Question: I'm working on a custom parser using ANTLR to define a small programming language. One of the requirements is that return statements can only appear inside the body of a function. If a return statement appears outside a function, the parser should throw an error.
Here's the simplified grammar I'm working with (in ANTLR):
grammar Grammar;
options {
language=Python3;
}
// Parser Rules
program: (var_decl | fun_decl)*;
fun_decl: type_spec ID '(' param_decl* (';' param_decl)* ')' body; // Function declarations
param_decl: type_spec ID (',' ID)* ; // Parameters for functions
type_spec: 'int' | 'float' ; // Valid types
body: '{' stmt* '}';
expr: 'expr';
stmt: assignment | call | r_return | var_decl;
var_decl: param_decl ';'; // Variable declarations
assignment: ID '=' expr ';';
call: ID '(' expr* (',' expr)* ')' ';';
r_return: 'return' expr ';';
// Lexer Rules
WS: [ \t\r\n] -> skip ; // Skip whitespace
ID: [a-zA-Z]+ ; // Identifiers (variable and function names)
ERROR_CHAR: . {raise ErrorToken(self.text)} ; // Error handling
The issue is that this grammar allows return statements (r_return) to appear anywhere a stmt is allowed, including in the global scope.
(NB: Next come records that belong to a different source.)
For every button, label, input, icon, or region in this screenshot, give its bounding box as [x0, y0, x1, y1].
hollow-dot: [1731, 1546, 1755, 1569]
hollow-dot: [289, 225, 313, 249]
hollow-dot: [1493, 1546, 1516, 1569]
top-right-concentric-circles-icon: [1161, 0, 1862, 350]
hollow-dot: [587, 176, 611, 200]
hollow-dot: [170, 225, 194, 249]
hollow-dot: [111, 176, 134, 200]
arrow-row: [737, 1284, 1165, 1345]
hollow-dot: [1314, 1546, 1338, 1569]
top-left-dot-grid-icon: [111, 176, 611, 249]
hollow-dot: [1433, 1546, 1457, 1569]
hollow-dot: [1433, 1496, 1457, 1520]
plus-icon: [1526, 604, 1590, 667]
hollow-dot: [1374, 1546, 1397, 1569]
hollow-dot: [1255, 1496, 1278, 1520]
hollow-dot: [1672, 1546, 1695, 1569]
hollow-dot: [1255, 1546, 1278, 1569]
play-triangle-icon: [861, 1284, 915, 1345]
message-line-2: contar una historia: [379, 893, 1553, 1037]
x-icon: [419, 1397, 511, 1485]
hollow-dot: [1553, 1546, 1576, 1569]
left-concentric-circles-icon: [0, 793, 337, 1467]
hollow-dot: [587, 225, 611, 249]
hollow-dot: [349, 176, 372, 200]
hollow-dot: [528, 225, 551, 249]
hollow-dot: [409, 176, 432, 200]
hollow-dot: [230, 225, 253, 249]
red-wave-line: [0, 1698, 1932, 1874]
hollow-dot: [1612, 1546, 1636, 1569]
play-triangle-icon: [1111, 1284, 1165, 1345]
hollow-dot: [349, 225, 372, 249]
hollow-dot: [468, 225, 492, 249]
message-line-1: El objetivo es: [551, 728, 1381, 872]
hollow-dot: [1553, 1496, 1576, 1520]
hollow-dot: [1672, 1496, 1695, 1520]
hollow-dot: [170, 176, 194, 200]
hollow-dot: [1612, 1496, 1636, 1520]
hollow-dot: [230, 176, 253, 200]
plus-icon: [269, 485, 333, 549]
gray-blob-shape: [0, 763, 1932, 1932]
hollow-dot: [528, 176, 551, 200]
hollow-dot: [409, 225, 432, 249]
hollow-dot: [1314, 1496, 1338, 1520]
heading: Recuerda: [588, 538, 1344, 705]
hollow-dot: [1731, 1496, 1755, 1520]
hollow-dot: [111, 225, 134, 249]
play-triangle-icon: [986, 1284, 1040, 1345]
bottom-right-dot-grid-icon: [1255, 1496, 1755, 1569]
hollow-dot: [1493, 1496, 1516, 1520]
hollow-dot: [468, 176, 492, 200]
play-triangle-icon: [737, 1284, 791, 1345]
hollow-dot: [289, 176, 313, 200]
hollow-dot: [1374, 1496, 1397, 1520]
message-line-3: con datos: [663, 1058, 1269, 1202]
For example:
int x;
return x; // This should throw an error.
But inside a function, it should work:
int myFunction() {
return 42; // Valid
}
I thought about it but I did not come up with a solution. Please help me.
Add EOF to the end of your program
parser rule...
program: (var_decl | fun_decl)* EOF;
...to cause the parser to indicate an error in your first test case.
Not directly related to your question, I suggest defining lexer rules such as...
OPEN_PAREN: '(';
CLOSE_PAREN: ')';
SEMICOLON: ';';
COMMA: ',';
OPEN_CURLY: '{';
CLOSE_CURLY: '}';
EQ: '=';
INT: 'int';
FLOAT: 'float';
RETURN: 'return';
...to use in your parser rules instead of character literals.